Although Krauss says he’s wary of hero worship in his laudatory introduction, he nonetheless finds himself asking "What Would Noam Chomsky Do" when faced with a dilemma. He also points out that Chomsky has been "marginalized in U.S. media" for his anti-war, anarchist political views. Those views, of course, come widely into play during the conversation, which ranges from the theory and purpose of education—a subject Chomsky has expounded on a great deal in books and interviews—to the fate of political dissidents throughout history.
Chomsky also gives us his views on science and technology, particularly in the Q&A portion of the talk above, in which he answers questions about artificial intelligence—another subject he’s touched on in the past—and animal experimentation, among a great many other topics. Krauss mostly hangs back during the initial discussion but takes a more active role in the session above, offering views on medical and scientific ethics that will be familiar to those who follow his atheist activism and championing of rationality over religious dogma.
What you won’t see in the video above is a conversation Chomsky and Krauss had with Motherboard’s Daniel Oberhaus, who caught up with both thinkers during the ASU event to get their take on what he calls "another great space race." As Oberhaus makes clear, the current competition is not necessarily between global superpowers, but—as with so much modern research and development—between public and private entities, such as NASA and Space X. As we briefly discussed in a post yesterday on the huge amount of public domain space photography freely available for use, private space exploration makes research proprietary, mitigating the potential public benefits of government programs.

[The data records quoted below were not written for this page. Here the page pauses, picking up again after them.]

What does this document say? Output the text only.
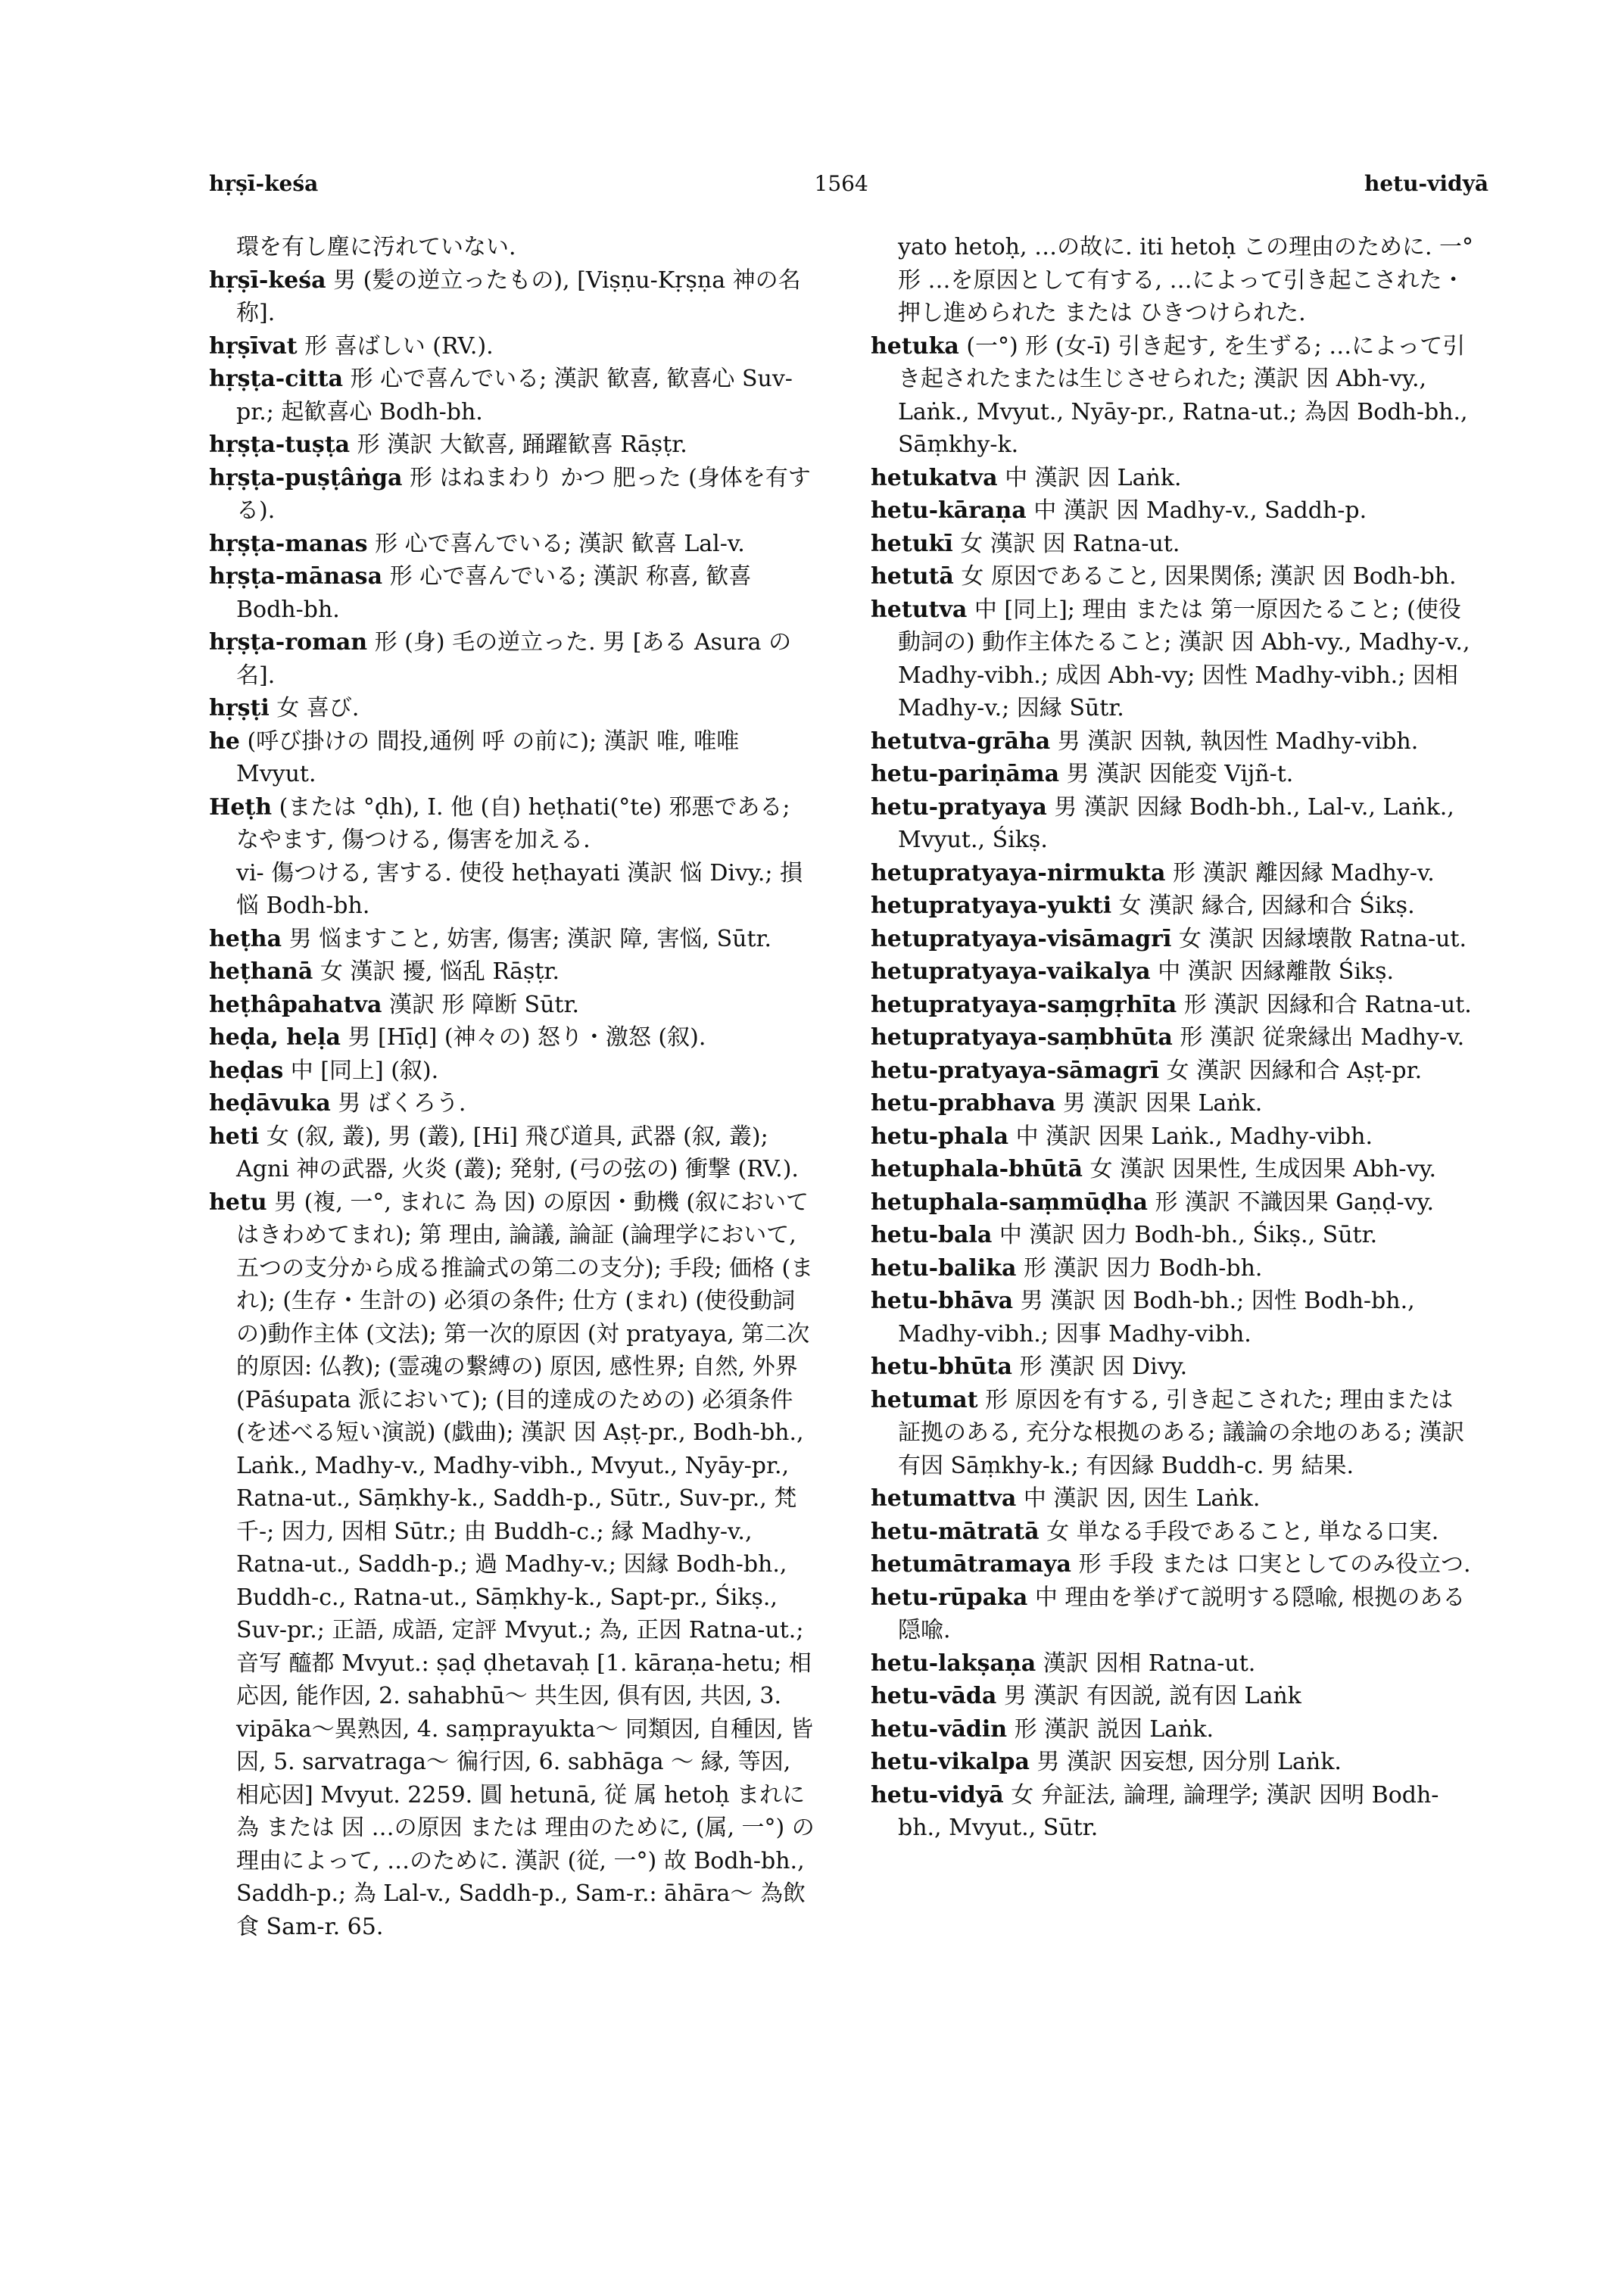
hṛṣī-keśa	1564	hetu-vidyā

環を有し塵に汚れていない.

hṛṣī-keśa 男 (髪の逆立ったもの), [Viṣṇu-Kṛṣṇa 神の名称].

hṛṣīvat 形 喜ばしい (RV.).

hṛṣṭa-citta 形 心で喜んでいる; 漢訳 歓喜, 歓喜心 Suv-pr.; 起歓喜心 Bodh-bh.

hṛṣṭa-tuṣṭa 形 漢訳 大歓喜, 踊躍歓喜 Rāṣṭr.

hṛṣṭa-puṣṭâṅga 形 はねまわり かつ 肥った (身体を有する).

hṛṣṭa-manas 形 心で喜んでいる; 漢訳 歓喜 Lal-v.

hṛṣṭa-mānasa 形 心で喜んでいる; 漢訳 称喜, 歓喜 Bodh-bh.

hṛṣṭa-roman 形 (身) 毛の逆立った. 男 [ある Asura の名].

hṛṣṭi 女 喜び.

he (呼び掛けの 間投,通例 呼 の前に); 漢訳 唯, 唯唯 Mvyut.

Heṭh (または °ḍh), I. 他 (自) heṭhati(°te) 邪悪である; なやます, 傷つける, 傷害を加える.

vi- 傷つける, 害する. 使役 heṭhayati 漢訳 悩 Divy.; 損悩 Bodh-bh.

heṭha 男 悩ますこと, 妨害, 傷害; 漢訳 障, 害悩, Sūtr.

heṭhanā 女 漢訳 擾, 悩乱 Rāṣṭr.

heṭhâpahatva 漢訳 形 障断 Sūtr.

heḍa, heḷa 男 [Hīḍ] (神々の) 怒り・激怒 (叙).

heḍas 中 [同上] (叙).

heḍāvuka 男 ばくろう.

heti 女 (叙, 叢), 男 (叢), [Hi] 飛び道具, 武器 (叙, 叢); Agni 神の武器, 火炎 (叢); 発射, (弓の弦の) 衝撃 (RV.).

hetu 男 (複, 一°, まれに 為 因) の原因・動機 (叙においてはきわめてまれ); 第 理由, 論議, 論証 (論理学において, 五つの支分から成る推論式の第二の支分); 手段; 価格 (まれ); (生存・生計の) 必須の条件; 仕方 (まれ) (使役動詞の)動作主体 (文法); 第一次的原因 (対 pratyaya, 第二次的原因: 仏教); (霊魂の繋縛の) 原因, 感性界; 自然, 外界 (Pāśupata 派において); (目的達成のための) 必須条件 (を述べる短い演説) (戯曲); 漢訳 因 Aṣṭ-pr., Bodh-bh., Laṅk., Madhy-v., Madhy-vibh., Mvyut., Nyāy-pr., Ratna-ut., Sāṃkhy-k., Saddh-p., Sūtr., Suv-pr., 梵千-; 因力, 因相 Sūtr.; 由 Buddh-c.; 縁 Madhy-v., Ratna-ut., Saddh-p.; 過 Madhy-v.; 因縁 Bodh-bh., Buddh-c., Ratna-ut., Sāṃkhy-k., Sapt-pr., Śikṣ., Suv-pr.; 正語, 成語, 定評 Mvyut.; 為, 正因 Ratna-ut.; 音写 醯都 Mvyut.: ṣaḍ ḍhetavaḥ [1. kāraṇa-hetu; 相応因, 能作因, 2. sahabhū～ 共生因, 俱有因, 共因, 3. vipāka～異熟因, 4. saṃprayukta～ 同類因, 自種因, 皆因, 5. sarvatraga～ 徧行因, 6. sabhāga ～ 縁, 等因, 相応因] Mvyut. 2259. 圓 hetunā, 従 属 hetoḥ まれに 為 または 因 …の原因 または 理由のために, (属, 一°) の理由によって, …のために. 漢訳 (従, 一°) 故 Bodh-bh., Saddh-p.; 為 Lal-v., Saddh-p., Sam-r.: āhāra～ 為飲食 Sam-r. 65.

yato hetoḥ, …の故に. iti hetoḥ この理由のために. 一° 形 …を原因として有する, …によって引き起こされた・押し進められた または ひきつけられた.

hetuka (一°) 形 (女-ī) 引き起す, を生ずる; …によって引き起されたまたは生じさせられた; 漢訳 因 Abh-vy., Laṅk., Mvyut., Nyāy-pr., Ratna-ut.; 為因 Bodh-bh., Sāṃkhy-k.

hetukatva 中 漢訳 因 Laṅk.

hetu-kāraṇa 中 漢訳 因 Madhy-v., Saddh-p.

hetukī 女 漢訳 因 Ratna-ut.

hetutā 女 原因であること, 因果関係; 漢訳 因 Bodh-bh.

hetutva 中 [同上]; 理由 または 第一原因たること; (使役動詞の) 動作主体たること; 漢訳 因 Abh-vy., Madhy-v., Madhy-vibh.; 成因 Abh-vy; 因性 Madhy-vibh.; 因相 Madhy-v.; 因縁 Sūtr.

hetutva-grāha 男 漢訳 因執, 執因性 Madhy-vibh.

hetu-pariṇāma 男 漢訳 因能変 Vijñ-t.

hetu-pratyaya 男 漢訳 因縁 Bodh-bh., Lal-v., Laṅk., Mvyut., Śikṣ.

hetupratyaya-nirmukta 形 漢訳 離因縁 Madhy-v.

hetupratyaya-yukti 女 漢訳 縁合, 因縁和合 Śikṣ.

hetupratyaya-visāmagrī 女 漢訳 因縁壊散 Ratna-ut.

hetupratyaya-vaikalya 中 漢訳 因縁離散 Śikṣ.

hetupratyaya-saṃgṛhīta 形 漢訳 因縁和合 Ratna-ut.

hetupratyaya-saṃbhūta 形 漢訳 従衆縁出 Madhy-v.

hetu-pratyaya-sāmagrī 女 漢訳 因縁和合 Aṣṭ-pr.

hetu-prabhava 男 漢訳 因果 Laṅk.

hetu-phala 中 漢訳 因果 Laṅk., Madhy-vibh.

hetuphala-bhūtā 女 漢訳 因果性, 生成因果 Abh-vy.

hetuphala-saṃmūḍha 形 漢訳 不識因果 Gaṇḍ-vy.

hetu-bala 中 漢訳 因力 Bodh-bh., Śikṣ., Sūtr.

hetu-balika 形 漢訳 因力 Bodh-bh.

hetu-bhāva 男 漢訳 因 Bodh-bh.; 因性 Bodh-bh., Madhy-vibh.; 因事 Madhy-vibh.

hetu-bhūta 形 漢訳 因 Divy.

hetumat 形 原因を有する, 引き起こされた; 理由または 証拠のある, 充分な根拠のある; 議論の余地のある; 漢訳 有因 Sāṃkhy-k.; 有因縁 Buddh-c. 男 結果.

hetumattva 中 漢訳 因, 因生 Laṅk.

hetu-mātratā 女 単なる手段であること, 単なる口実.

hetumātramaya 形 手段 または 口実としてのみ役立つ.

hetu-rūpaka 中 理由を挙げて説明する隠喩, 根拠のある隠喩.

hetu-lakṣaṇa 漢訳 因相 Ratna-ut.

hetu-vāda 男 漢訳 有因説, 説有因 Laṅk

hetu-vādin 形 漢訳 説因 Laṅk.

hetu-vikalpa 男 漢訳 因妄想, 因分別 Laṅk.

hetu-vidyā 女 弁証法, 論理, 論理学; 漢訳 因明 Bodh-bh., Mvyut., Sūtr.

As Chomsky puts it, "the environment, the commons… they’re a common possession, but space is even more so. For individuals to allow institutions like corporations to have any control over it is devastating in its consequences. It will also almost certainly undermine serious research." He refers to the example of most modern computing—developed under publicly-funded government programs, then marketed and sold back to us by corporations. Krauss makes a case for unmanned space exploration as the cost-effective option, and both thinkers discuss the problem of militarizing space, the ultimate goal of Cold War space programs before the fall of the Soviet Union. The conversation is rich and revealing and makes an excellent supplement to the already rich discussion Krauss and Chomsky have in the videos above.
Related Content:
The Origins Project Brings Together Neil DeGrasse Tyson, Richard Dawkins, Lawrence Krauss, Bill Nye, Ira Flatow, and More on One Stage
Noam Chomsky Spells Out the Purpose of Education
Noam Chomsky Explains Where Artificial Intelligence Went Wrong
Josh Jones is a writer and musician based in Durham, NC. Follow him at @jdmagness
Watch Noam Chomsky & Lawrence Krauss Talk About Education, Political Activism, Technology & More Before a Sold-Out Crowd is a post from: Open Culture. Follow us on Facebook, Twitter, and Google Plus, or get our Daily Email. And don't miss our big collections of Free Online Courses, Free Online Movies, Free eBooks, Free Audio Books, Free Foreign Language Lessons, and MOOCs.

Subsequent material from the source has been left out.